The conceptual model in this study has been content validated and needs to undergo future testing and research to determine its efficacy in learning the principles of field-based care in the AT discipline. Research on other conceptual models across other disciplines may provide a foundation for the thesis that this model will help to facilitate learning. Seel demonstrated that students learned economic concepts better when they were exposed to a conceptual model as compared to those students who were not exposed to the conceptual model [36]. Kern achieved more success with teaching an important accounting principle to students using a conceptual model when compared to students who did not use a conceptual model [14]. The question remains whether the results from other disciplines who have had success in teaching using conceptual models are generalizable to the AT discipline and this new model.

5. Summary

The athletic therapy discipline is unique with a combination of both clinical and field practice. The profession may be one of the few that is required to manage an athletic injury at both ends of an injury continuum: from the initial injury to return to participation. There were no current models of care in the literature that outlined this unique scope of practice across the full spectrum. The current study adopted the relevant prehospital care professionals’ scope of practice and merged it with the AT discipline and scope of practice.

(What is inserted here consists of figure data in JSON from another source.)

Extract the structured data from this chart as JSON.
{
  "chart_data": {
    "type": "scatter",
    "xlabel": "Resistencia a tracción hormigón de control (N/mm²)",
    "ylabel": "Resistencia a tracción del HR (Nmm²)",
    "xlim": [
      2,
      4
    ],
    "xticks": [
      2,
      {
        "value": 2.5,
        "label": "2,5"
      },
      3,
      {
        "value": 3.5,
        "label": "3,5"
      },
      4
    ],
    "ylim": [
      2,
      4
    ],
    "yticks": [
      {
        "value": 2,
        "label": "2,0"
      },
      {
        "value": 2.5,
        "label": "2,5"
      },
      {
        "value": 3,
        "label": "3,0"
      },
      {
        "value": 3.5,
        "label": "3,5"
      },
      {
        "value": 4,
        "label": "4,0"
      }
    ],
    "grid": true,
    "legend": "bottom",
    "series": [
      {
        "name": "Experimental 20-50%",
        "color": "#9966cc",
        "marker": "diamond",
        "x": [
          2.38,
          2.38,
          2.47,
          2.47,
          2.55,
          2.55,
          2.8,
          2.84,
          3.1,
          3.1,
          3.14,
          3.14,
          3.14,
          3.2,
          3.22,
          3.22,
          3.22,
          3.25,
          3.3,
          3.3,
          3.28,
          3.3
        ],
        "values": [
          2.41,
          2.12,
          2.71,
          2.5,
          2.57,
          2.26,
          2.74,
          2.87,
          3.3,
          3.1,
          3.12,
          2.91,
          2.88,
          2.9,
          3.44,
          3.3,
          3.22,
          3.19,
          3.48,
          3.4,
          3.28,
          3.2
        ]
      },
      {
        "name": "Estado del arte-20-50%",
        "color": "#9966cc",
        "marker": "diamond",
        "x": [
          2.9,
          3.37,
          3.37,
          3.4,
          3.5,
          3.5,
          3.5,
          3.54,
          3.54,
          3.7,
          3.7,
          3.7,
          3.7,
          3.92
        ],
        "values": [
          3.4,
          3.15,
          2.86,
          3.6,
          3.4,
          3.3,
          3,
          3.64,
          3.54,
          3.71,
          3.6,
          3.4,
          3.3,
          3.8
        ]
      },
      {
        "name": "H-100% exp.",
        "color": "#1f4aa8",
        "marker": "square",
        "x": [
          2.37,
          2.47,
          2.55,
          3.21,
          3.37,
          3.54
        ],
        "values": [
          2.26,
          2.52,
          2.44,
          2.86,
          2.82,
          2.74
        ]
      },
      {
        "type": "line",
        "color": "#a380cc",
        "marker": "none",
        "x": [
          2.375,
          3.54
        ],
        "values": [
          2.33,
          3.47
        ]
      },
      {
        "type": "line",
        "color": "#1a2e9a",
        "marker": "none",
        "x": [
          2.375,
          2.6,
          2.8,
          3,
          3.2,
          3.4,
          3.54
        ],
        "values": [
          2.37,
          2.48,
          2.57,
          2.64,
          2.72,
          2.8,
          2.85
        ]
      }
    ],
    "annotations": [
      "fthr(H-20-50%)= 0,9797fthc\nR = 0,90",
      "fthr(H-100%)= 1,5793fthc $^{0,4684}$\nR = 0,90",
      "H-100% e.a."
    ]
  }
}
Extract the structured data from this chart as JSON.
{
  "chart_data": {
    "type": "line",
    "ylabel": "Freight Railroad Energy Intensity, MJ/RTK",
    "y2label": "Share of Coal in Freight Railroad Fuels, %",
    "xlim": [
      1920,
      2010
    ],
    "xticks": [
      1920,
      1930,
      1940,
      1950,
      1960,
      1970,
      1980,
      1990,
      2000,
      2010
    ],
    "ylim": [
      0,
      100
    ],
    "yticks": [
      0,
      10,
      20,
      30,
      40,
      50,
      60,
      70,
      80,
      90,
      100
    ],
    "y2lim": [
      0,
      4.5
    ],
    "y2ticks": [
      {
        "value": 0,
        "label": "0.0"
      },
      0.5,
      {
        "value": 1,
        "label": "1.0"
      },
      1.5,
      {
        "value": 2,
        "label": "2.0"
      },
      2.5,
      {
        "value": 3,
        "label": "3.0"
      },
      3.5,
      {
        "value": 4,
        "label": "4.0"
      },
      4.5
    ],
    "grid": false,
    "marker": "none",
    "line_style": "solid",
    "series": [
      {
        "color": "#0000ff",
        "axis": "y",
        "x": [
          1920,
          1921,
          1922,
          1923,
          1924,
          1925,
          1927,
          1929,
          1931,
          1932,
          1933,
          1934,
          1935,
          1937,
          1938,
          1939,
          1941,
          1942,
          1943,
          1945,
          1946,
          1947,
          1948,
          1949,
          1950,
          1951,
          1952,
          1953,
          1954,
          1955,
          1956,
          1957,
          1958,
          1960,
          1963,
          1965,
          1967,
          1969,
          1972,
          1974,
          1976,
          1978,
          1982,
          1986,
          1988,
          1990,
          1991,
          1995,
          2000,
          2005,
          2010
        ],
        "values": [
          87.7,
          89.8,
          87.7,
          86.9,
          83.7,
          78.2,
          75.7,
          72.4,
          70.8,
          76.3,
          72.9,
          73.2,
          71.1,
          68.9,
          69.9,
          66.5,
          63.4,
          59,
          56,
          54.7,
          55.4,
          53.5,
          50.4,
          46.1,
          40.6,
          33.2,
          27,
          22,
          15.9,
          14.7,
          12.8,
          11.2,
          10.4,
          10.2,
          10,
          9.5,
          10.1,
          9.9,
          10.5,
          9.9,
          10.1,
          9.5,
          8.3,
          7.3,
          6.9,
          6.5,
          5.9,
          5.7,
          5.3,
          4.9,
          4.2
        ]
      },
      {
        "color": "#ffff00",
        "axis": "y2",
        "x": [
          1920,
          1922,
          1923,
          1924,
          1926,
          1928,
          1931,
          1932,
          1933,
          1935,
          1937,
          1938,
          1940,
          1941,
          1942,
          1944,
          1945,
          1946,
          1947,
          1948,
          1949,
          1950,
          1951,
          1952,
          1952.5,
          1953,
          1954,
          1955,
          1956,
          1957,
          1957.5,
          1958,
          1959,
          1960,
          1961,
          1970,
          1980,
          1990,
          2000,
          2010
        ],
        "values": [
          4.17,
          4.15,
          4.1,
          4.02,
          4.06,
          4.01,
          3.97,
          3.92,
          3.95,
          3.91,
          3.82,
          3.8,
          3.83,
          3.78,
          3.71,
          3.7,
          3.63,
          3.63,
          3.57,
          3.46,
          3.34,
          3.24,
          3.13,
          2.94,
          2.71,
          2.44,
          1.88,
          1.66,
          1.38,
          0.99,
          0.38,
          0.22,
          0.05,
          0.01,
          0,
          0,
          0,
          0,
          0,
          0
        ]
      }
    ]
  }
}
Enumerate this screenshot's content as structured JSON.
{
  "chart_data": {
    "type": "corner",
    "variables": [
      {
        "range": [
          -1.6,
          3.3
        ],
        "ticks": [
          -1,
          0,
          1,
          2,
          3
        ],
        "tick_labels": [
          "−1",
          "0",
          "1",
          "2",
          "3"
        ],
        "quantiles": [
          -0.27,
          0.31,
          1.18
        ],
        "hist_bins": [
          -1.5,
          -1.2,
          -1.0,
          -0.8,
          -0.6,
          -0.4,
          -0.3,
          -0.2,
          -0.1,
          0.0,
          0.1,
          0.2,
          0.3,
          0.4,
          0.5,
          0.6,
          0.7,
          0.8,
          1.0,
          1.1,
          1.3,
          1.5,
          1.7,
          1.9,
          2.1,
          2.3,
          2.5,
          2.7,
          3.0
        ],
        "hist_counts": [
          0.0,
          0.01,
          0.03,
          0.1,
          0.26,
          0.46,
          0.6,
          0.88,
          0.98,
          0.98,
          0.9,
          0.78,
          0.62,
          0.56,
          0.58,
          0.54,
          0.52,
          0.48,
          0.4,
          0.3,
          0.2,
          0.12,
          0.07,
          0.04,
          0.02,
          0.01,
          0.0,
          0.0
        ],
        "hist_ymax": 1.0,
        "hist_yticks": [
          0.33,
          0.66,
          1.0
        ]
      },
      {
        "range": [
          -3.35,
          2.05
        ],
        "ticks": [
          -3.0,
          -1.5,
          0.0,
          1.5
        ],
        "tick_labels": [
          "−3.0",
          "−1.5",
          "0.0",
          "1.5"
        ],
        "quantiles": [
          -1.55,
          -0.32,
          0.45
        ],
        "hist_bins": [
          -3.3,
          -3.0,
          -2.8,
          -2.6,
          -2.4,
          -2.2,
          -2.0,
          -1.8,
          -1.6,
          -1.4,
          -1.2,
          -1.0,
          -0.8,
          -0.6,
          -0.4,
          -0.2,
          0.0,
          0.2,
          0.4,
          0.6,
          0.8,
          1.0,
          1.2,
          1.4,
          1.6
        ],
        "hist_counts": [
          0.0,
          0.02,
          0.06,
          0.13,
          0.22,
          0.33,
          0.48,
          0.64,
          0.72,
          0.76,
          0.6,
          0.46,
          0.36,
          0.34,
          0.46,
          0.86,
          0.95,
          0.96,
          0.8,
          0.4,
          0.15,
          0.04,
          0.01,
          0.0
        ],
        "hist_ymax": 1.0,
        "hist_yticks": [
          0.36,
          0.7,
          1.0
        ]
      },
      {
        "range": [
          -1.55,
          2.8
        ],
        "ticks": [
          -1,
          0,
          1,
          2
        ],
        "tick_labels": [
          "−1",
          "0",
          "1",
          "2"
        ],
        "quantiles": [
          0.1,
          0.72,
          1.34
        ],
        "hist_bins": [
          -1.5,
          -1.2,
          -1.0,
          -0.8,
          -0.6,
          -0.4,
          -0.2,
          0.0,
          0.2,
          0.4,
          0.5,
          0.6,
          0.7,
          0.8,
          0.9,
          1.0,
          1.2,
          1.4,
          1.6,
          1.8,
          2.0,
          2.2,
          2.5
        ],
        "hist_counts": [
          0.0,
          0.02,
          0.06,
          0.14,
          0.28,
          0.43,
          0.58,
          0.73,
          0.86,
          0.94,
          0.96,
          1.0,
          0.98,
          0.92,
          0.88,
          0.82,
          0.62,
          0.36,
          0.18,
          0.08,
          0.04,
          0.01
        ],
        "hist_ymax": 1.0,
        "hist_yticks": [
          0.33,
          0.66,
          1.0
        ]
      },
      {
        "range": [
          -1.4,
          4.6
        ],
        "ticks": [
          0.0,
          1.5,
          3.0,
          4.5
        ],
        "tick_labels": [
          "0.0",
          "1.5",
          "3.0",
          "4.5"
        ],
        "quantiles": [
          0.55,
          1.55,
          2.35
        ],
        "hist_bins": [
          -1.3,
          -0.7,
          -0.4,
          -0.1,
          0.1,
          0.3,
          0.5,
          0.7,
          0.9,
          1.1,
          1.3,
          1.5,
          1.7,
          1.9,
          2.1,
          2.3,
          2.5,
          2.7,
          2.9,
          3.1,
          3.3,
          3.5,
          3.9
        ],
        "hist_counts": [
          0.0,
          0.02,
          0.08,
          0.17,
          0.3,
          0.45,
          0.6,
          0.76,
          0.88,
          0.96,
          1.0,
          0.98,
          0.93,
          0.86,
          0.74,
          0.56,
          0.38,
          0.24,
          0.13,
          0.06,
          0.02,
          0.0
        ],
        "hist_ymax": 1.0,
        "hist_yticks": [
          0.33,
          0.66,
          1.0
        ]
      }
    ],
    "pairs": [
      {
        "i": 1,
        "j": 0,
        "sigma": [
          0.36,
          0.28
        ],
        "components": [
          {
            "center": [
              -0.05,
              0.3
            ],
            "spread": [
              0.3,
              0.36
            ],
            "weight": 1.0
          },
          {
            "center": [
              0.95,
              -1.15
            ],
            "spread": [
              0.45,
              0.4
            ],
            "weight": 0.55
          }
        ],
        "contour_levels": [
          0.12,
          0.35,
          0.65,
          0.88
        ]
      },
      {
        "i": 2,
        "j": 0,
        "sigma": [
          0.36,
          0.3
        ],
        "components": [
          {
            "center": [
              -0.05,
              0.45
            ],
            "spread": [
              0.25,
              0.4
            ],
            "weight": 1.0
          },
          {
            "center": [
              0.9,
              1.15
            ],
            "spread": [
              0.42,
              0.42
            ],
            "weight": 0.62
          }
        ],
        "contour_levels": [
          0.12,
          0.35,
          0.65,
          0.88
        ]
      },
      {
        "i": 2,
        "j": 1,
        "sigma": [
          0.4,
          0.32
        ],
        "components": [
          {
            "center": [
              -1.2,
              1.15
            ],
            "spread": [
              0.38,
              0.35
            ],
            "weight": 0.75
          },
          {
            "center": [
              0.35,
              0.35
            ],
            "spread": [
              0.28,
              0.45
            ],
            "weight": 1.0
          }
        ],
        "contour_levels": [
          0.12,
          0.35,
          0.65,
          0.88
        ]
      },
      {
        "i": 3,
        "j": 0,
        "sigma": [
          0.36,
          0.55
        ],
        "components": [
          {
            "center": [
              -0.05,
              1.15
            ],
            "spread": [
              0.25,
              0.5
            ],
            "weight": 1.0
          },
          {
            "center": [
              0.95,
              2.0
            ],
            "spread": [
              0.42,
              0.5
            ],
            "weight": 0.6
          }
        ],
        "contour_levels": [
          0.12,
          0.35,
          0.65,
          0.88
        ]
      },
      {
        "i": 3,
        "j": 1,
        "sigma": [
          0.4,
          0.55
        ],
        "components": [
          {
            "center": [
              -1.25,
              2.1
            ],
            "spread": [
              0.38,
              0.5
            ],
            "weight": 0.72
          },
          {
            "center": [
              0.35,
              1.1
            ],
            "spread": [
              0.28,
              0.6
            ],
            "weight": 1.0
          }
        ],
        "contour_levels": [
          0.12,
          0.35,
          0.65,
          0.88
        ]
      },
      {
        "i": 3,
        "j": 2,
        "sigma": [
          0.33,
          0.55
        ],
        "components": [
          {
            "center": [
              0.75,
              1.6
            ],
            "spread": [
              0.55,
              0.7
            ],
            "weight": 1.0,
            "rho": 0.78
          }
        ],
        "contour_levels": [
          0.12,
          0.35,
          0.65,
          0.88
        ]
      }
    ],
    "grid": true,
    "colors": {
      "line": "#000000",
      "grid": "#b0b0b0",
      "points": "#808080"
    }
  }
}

Generally, conceptual models have not been content validated prior to testing their efficacy in teaching and learning. Considering that no models in the AT discipline existed, it seemed appropriate to go through this process prior to testing the conceptual model in an educational environment. Employing conceptual models to teach in other disciplines such as basic science, computer information systems, nursing, accounting, and economics has been successfully implemented. Future research should employ the use of the CCCM-AT to understand its efficacy in teaching within the AT discipline.

Conflict of Interests

The authors declare that there is no conflict of interests regarding the publication of this paper.